# Reloading



## C.Keith&Co (Aug 28, 2010)

Greetings everyone- my name is Curtis Keith , and I was wondering if anyone is interested in learning how to reload handgun, rifle or shotgun shells ? I can hold a free seminar here at my shop. I can also do a from start to finish on how to cast and size bullets from lead too.


----------



## olwhitee (Apr 10, 2004)

wish I was closer, I would be there. Hope some folks in your area jump on your offer.


----------



## buckeyeguy (Aug 20, 2006)

Welcome to OGF!!!

Do you have a web site? What kind of store do you own? What is your resume (experience)?
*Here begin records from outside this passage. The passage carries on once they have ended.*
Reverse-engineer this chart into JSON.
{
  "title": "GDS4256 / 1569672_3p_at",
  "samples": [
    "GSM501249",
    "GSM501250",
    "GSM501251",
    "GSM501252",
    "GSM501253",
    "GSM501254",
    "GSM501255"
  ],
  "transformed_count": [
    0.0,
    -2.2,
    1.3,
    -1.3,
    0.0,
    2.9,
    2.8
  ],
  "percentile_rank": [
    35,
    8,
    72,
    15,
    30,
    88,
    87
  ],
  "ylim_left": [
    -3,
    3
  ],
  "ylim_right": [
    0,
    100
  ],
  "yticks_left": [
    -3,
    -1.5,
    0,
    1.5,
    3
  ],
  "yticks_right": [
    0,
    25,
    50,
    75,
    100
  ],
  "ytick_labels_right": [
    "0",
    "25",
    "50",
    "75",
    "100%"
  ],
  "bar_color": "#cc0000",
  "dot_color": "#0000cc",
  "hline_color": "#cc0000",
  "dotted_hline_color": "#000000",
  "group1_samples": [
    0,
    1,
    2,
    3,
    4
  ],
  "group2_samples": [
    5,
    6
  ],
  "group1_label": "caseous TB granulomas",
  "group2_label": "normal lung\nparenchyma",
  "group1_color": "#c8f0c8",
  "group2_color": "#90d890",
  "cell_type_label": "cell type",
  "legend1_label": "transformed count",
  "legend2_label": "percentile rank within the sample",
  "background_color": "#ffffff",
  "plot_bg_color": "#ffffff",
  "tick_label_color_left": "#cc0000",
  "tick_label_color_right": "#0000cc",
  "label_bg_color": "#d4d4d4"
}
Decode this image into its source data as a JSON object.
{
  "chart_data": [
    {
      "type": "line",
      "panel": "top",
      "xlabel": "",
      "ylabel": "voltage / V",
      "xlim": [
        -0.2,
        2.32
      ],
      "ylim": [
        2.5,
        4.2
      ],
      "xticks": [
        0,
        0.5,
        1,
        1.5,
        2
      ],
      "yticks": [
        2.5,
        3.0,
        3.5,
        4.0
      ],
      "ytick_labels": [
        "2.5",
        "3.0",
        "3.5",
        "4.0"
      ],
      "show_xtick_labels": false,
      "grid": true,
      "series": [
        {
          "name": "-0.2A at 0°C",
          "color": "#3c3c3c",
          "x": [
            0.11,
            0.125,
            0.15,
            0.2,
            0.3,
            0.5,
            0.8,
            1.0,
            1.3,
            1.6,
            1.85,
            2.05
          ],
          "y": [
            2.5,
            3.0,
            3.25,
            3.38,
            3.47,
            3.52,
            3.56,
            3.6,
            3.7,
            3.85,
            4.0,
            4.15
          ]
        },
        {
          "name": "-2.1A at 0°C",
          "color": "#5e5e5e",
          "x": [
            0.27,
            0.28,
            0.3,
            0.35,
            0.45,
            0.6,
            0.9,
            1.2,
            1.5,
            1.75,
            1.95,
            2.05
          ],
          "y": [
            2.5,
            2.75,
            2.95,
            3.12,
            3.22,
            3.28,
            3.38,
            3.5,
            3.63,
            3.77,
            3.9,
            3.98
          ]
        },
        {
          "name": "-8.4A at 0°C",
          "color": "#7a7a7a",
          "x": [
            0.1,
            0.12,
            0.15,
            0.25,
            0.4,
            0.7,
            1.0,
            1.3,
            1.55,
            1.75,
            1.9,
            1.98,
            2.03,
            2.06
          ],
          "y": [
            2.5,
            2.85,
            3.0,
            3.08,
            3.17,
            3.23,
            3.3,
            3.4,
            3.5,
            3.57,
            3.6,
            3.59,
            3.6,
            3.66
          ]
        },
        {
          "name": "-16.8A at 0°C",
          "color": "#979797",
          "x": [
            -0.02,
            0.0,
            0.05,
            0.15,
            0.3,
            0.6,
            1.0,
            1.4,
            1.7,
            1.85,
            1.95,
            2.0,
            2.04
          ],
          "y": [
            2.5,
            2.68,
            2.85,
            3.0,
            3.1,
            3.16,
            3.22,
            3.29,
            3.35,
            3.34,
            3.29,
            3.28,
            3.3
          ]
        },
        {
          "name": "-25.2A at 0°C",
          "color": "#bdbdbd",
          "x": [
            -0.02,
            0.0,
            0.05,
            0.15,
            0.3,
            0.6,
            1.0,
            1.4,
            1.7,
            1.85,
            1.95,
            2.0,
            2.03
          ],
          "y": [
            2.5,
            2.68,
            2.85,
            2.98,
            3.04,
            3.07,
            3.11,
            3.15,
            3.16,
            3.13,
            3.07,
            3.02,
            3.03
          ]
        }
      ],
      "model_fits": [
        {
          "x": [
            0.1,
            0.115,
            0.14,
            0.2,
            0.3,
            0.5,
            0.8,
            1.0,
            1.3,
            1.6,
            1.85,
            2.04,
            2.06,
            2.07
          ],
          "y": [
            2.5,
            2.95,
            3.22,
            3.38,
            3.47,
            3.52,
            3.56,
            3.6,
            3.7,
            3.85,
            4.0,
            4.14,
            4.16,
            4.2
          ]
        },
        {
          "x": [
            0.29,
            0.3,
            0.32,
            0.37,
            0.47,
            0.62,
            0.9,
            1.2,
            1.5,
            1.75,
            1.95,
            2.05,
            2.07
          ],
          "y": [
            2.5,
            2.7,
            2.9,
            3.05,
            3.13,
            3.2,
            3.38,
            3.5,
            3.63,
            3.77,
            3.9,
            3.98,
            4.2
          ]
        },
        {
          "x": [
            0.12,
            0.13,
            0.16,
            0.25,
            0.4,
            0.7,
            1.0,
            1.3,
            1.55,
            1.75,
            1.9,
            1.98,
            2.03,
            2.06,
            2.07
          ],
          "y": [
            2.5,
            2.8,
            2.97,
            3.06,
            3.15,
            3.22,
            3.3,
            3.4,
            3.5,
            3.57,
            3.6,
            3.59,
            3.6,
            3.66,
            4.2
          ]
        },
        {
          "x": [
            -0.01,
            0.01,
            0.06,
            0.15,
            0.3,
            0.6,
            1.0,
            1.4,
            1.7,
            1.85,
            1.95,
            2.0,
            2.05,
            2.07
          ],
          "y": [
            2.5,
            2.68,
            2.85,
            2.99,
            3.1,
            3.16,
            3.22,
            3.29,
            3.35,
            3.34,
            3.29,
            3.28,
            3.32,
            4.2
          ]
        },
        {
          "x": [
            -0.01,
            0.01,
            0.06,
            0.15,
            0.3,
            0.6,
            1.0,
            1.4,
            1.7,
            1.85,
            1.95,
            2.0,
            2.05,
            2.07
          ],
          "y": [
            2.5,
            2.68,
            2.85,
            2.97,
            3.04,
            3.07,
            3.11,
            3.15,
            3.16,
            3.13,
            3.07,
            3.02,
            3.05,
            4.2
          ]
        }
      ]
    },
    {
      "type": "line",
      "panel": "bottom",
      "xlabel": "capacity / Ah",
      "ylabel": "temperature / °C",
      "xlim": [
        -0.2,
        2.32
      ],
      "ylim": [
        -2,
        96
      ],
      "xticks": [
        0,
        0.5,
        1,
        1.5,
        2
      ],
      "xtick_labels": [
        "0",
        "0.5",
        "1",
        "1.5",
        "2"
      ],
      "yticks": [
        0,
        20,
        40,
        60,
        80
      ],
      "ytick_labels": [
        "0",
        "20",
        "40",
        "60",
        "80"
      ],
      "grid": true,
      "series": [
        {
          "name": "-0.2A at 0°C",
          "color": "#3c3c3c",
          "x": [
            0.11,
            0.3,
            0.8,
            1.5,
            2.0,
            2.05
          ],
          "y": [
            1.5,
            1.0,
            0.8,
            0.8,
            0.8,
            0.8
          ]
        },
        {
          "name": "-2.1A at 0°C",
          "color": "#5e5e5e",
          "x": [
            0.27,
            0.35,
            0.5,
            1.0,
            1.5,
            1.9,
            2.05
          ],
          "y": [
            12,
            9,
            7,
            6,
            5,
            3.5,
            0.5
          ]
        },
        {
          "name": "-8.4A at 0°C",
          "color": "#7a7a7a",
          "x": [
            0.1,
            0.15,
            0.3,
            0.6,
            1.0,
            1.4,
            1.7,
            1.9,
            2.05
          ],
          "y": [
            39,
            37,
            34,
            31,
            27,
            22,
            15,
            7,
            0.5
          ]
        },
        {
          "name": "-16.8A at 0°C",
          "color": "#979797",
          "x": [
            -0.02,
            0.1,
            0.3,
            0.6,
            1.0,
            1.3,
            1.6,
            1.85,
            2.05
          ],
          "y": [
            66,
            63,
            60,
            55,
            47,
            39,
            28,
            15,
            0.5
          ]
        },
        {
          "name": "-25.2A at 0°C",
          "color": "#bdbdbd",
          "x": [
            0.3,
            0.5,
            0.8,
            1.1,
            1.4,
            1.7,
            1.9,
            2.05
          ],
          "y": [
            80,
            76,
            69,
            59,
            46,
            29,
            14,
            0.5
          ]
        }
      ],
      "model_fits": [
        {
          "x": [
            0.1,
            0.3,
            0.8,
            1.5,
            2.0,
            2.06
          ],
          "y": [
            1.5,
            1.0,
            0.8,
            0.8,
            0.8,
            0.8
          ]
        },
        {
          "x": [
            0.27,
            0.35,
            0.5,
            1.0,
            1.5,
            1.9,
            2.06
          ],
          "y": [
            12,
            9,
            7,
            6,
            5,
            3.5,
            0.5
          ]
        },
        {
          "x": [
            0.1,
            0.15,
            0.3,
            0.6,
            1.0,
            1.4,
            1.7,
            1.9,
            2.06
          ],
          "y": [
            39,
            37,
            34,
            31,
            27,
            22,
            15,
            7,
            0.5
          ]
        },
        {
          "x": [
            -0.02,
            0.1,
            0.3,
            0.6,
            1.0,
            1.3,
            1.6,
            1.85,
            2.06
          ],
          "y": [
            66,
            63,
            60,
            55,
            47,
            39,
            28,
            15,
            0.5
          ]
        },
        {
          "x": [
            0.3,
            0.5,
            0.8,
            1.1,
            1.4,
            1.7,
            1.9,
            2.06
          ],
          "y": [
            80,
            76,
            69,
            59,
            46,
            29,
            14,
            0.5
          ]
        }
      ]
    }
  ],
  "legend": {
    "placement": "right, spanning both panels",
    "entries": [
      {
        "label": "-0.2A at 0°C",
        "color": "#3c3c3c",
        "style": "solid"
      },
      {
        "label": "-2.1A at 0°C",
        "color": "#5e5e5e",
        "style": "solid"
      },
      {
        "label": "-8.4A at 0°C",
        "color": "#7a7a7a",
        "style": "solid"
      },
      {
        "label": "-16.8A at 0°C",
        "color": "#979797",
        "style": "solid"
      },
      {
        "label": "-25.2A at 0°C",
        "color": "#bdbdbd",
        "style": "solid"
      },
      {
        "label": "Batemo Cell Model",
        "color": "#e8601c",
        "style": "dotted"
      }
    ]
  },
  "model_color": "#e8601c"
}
I might be interested in some gunsmithing courses if you provide them. (i.e. trigger jobs)


----------



## C.Keith&Co (Aug 28, 2010)

Hello Buckeyeguy, I dont have a web site yet, I pulled the old one down 4 years ago when I left to go work out of town- im in the process of getting another one made. my store is basically just a small machine shop in my backyard, I dont have any inventory of firearms and accessories , I am a custom gun builder. 90% of the work I do is rifles, shotguns and muzzle-loaders . if have been a Gunsmith since 1991 I have a CNC Milling machine - Digital Lathe, I build National match M1 Garands ,National match M1A14s , Ar15s , Shotguns of many varieties -Turkey shoot guns, choke tubes, FAL rifles, AK-47 semi-auto verisions, firearm repairs, ect. sorry but I dont give any Gunsmith courses, but if you want to chat sometime or stop by ill tell you anything you want to know. A great school is the Pennsylvania School of Gunsmithing thats the closest one I know of. I have just been getting a lot of reloading question phone calls latley thats why I thought I would put the post up. have a nice day- Curtis


----------



## Sharp Charge (Jun 24, 2009)

I would be interested. I've been saving brass for a while now, and just ordered a tumbler from Midway (should be here tomorrow). I'm mainly interested in learning to reload 5.56, .308, and pistol calibers. I haven't bought a press or any other reloading equipment yet.


----------



## C.Keith&Co (Aug 28, 2010)

i will be more than happy to show you. i was going to do the single stage press to show basics and then recommend what you should buy. at one time I had around $3000.00 dollars worth of reloading stuff -over half the stuff I really never used dont do what I did- you can get you going for a lot less.


----------



## Sharp Charge (Jun 24, 2009)

Thanks. I've also been reading the ABC's of Reloading. Tumbler got here today, I've already got 350 5.56 cases cleaned up.


----------



## C.Keith&Co (Aug 28, 2010)

That ABCs of reloading is a good book, there is great information in there. i have it also


----------



## Huntinbull (Apr 10, 2004)

Good to see you sharing some of your knowledge on here. Glad to have you as a member!


----------



## C.Keith&Co (Aug 28, 2010)

Greetings Huntinbull, I am also a Hunter Ed Instructor, when is the next class you are having ? two friends of mine and myself will be doing some classes at Log Cabin Shops in Lodi in the spring. have you ever been to Log Cabin Shop ? you would be more than welcome to join us. My friend John turned me onto this O.G.F. community this is really nice I didnt know it existed.


----------



## James F (Jul 2, 2005)

welcome to the site! I used to do a lot of reloading,when I hunted out of state or just target practice.Can't afford to hunt out of state anymore,and nowhere to shoot.


----------



## C.Keith&Co (Aug 28, 2010)

you should go over to Canton McKinley- its a nice range. im not a member there but I have friends that take me there.


----------



## C.Keith&Co (Aug 28, 2010)

did you try to send me a message ? it did not come through. please try [email protected]


----------



## Orlando (Apr 12, 2004)

What would it cost for you to accurize a Garand ?
I have a Garand I had installed a NOS USGI barrel , new wood.
PM me if you like
Thanks


----------



## C.Keith&Co (Aug 28, 2010)

Hi Orlando, I will bed your stock with Acraglas Gel for $100.00, the stock will get milled out in a milling machine for the bedding. ill check the rest of the parts for free before I bed it and give you a report so you can decide if you want the work done.


----------



## Orlando (Apr 12, 2004)

PM sent about bedding


----------



## C.Keith&Co (Aug 28, 2010)

Hi Orlando, I replied to your message, let me know if you did not get it , ill send it again


----------



## C.Keith&Co (Aug 28, 2010)

I guess its just you and me to do some reloading, what weekend you want to come out ?


----------



## Sharp Charge (Jun 24, 2009)

I'm tied up for a bit, but I'll definitely pm ya to work something out. I'm thinking early Oct sometime. Thanks!

Tim


----------



## D.Johnson (Dec 30, 2010)

hello i am located in akron. i am interested in learning how to reload. my e - mail is xpanther18 @ yahoo . com e-mail and let me know when you hold your next course i would love to join.


----------